I highly recommend the Trichotillomania Learning Center's annual conference for any skin-picker or hair-puller who wants to meet people with this disorder and the top specialists around the world who work in treatments for these disorders. Not only that, but you learn about so many facets surrounding what it’s like to have these disorders, in an open forum with those who understand and do not judge! Please visit www.trich.org for more information; every year they hold a retreat too so if you missed out on the conference, the retreat is in September! I will admit that it is a bit pricey to attend these events… but if you have the money and wonder if it’s worth spending it on a trip to these, it is worth that and so much more! It is one thing to talk to other sufferers online but meeting them, talking about the disorder, and not having to explain… having that and professionals who actually study Body- Focused Repetitive Behaviors is something every sufferer should experience at least once in a lifetime.

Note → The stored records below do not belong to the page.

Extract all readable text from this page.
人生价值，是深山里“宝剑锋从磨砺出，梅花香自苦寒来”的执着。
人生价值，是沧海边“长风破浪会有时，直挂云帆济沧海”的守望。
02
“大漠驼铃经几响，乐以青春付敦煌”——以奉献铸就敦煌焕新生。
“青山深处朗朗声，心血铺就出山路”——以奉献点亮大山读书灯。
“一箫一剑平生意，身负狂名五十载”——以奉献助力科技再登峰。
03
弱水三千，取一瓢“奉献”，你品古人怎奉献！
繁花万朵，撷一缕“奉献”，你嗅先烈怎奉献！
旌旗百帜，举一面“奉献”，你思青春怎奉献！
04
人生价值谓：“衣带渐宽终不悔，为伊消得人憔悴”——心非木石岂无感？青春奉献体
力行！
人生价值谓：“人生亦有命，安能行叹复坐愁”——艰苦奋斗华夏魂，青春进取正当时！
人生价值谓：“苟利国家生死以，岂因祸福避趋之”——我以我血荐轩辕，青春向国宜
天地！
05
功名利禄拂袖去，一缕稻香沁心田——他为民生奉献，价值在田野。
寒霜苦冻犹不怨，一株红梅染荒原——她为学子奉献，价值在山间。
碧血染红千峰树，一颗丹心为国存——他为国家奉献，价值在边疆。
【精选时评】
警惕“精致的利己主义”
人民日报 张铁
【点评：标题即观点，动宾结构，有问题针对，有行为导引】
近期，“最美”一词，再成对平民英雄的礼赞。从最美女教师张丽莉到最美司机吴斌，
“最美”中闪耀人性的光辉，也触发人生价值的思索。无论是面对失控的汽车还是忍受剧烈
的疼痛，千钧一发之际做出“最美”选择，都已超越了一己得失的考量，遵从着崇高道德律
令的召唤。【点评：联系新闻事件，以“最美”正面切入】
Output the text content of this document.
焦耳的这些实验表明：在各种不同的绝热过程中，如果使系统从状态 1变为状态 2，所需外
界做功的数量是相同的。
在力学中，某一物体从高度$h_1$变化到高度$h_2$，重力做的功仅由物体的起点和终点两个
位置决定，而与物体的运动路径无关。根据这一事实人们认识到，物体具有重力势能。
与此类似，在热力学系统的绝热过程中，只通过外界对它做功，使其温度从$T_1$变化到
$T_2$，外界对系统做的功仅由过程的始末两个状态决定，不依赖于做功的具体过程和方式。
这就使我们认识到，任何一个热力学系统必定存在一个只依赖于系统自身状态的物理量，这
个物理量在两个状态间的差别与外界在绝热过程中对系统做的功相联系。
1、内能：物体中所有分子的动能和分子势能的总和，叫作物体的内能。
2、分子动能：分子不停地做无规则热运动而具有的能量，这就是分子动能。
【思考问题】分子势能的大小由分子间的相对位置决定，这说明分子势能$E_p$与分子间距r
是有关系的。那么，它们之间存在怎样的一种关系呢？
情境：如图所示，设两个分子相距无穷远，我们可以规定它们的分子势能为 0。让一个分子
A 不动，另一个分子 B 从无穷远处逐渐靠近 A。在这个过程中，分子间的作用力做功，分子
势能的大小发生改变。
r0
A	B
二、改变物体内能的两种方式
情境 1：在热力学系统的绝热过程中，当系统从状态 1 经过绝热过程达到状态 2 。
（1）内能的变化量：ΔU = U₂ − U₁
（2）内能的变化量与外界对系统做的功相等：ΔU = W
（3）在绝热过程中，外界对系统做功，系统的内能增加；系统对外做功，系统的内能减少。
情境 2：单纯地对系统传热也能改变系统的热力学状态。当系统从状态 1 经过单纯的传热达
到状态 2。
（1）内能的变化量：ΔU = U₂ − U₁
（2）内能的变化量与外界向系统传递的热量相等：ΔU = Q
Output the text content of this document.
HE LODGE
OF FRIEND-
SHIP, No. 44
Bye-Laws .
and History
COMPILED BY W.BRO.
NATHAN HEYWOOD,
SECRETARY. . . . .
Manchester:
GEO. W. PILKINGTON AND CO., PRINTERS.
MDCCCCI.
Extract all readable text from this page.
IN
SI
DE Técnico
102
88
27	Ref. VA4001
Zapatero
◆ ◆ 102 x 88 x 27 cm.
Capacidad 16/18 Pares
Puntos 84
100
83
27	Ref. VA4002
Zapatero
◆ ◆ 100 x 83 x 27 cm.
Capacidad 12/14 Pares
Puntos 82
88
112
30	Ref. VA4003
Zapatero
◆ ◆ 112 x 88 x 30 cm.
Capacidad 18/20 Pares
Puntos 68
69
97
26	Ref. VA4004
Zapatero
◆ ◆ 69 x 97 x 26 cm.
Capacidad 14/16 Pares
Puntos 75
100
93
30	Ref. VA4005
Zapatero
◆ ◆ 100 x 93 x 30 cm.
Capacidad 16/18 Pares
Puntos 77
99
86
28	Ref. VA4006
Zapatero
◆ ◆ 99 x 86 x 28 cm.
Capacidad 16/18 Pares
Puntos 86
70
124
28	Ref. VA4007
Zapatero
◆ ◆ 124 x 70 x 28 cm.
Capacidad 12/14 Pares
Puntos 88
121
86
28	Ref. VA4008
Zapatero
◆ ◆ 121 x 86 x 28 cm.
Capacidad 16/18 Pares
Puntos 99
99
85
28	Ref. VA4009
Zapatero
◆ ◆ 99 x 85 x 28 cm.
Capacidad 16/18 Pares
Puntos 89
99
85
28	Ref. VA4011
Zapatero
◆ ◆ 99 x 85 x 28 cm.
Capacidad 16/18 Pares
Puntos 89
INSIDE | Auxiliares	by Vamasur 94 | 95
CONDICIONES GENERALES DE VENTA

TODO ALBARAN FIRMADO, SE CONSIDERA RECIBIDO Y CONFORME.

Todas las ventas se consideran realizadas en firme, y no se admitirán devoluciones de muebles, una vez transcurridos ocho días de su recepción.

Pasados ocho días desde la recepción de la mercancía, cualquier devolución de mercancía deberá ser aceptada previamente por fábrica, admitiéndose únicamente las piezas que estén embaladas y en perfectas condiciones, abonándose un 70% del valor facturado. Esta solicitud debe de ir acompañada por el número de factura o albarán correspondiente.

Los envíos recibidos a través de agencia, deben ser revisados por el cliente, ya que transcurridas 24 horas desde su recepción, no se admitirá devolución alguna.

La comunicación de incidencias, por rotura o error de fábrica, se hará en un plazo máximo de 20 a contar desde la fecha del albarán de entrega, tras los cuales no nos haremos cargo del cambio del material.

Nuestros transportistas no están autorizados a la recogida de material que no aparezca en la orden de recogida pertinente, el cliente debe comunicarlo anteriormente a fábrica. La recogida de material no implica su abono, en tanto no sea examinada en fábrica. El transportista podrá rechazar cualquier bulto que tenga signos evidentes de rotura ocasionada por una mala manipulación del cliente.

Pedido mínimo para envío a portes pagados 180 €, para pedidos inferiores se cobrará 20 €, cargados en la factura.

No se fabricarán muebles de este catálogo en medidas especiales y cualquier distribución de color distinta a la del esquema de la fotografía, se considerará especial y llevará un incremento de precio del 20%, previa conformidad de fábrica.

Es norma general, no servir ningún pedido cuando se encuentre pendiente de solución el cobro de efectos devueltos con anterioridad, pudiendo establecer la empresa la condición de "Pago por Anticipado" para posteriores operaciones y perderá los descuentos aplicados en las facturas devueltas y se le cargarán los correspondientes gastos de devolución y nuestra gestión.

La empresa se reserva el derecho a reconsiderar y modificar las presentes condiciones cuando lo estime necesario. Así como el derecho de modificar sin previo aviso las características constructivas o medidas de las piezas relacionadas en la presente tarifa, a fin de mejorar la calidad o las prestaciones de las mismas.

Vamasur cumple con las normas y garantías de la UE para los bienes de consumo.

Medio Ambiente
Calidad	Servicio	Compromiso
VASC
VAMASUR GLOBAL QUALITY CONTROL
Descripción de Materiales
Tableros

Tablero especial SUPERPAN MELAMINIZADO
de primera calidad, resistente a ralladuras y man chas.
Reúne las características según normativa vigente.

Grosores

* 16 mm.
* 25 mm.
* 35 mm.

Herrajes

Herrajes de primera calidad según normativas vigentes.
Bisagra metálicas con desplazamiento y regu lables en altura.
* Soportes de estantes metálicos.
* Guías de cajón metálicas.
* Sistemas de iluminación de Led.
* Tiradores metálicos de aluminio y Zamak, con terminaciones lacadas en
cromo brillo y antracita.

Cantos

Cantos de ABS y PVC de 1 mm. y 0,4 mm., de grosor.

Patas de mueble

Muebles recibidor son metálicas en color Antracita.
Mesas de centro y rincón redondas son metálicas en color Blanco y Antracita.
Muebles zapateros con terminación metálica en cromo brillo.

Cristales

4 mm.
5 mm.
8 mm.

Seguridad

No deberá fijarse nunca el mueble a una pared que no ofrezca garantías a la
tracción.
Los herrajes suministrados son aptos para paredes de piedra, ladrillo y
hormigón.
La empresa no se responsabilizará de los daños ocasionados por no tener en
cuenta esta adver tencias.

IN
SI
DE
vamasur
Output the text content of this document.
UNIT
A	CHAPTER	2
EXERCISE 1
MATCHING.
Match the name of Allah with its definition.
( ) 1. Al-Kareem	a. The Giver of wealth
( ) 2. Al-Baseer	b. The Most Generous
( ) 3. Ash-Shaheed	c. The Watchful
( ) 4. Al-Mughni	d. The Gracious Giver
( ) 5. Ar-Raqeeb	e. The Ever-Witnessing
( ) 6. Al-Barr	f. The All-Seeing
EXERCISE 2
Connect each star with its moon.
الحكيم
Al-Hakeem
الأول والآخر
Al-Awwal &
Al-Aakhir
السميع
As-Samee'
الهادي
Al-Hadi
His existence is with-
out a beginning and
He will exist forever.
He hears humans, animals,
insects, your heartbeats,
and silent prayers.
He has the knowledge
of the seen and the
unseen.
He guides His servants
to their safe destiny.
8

After returning from the conference in San Francisco, I received a message from Fox 11 News LA because they wanted to interview me via Skype about what it’s like to have Dermatillomania, the struggles I’ve faced, the progress of the documentary, and how “FOREVER MARKED: A Dermatillomania Diary” has helped with raising awareness about it. Although I do not approve of the term “Skinarexia” that was used in the news segment (Aired May 25th to residents of LA), it was done well and is another positive step with helping to get the word out. You can watch the news segment here on my YouTube channel: http://www.youtube.com/watch?v=_gvWozAdD
A sneak peak of what wasn’t aired on Fox has been uploaded to my channel as well: http://www.youtube.com/watch?v=oSTxXl4Nu
If you watched it, you will have noted the website reference www.ipickmyskin.com . It is a web portal designed to compile all of the links we have as resources to have in one place. The link to buy my book, to help out with the documentary “Scars of Shame”, to TLC, my Facebook Fan Page, Facebook Causes, Facebook Dermatillomania Awareness Group, my YouTube channel, and Twitter are all included! Instead of having to surf the net to find these sites, they are all conveniently located on this site.
This is a very exciting time for all of us. We are finally making the world aware of our suffering from this disorder. My goals in working with the media are always going to be to raise awareness using honesty instead of sensationalizing the disorder or using it as a “shock factor”. This disorder is real, serious, and affects many people despite age or gender. I would like to ask that you share a YouTube video or two of mine on your wall if you’re comfortable with sharing something that hits close to home for you, or my channel in general. Thank you, thank you, THANK YOU for your continued support and for watching my journey with raising awareness.
***PS: I am going to ask the owner of www.ipickmyskin.com to include this group under the "links" section so we can bring all of our resources together!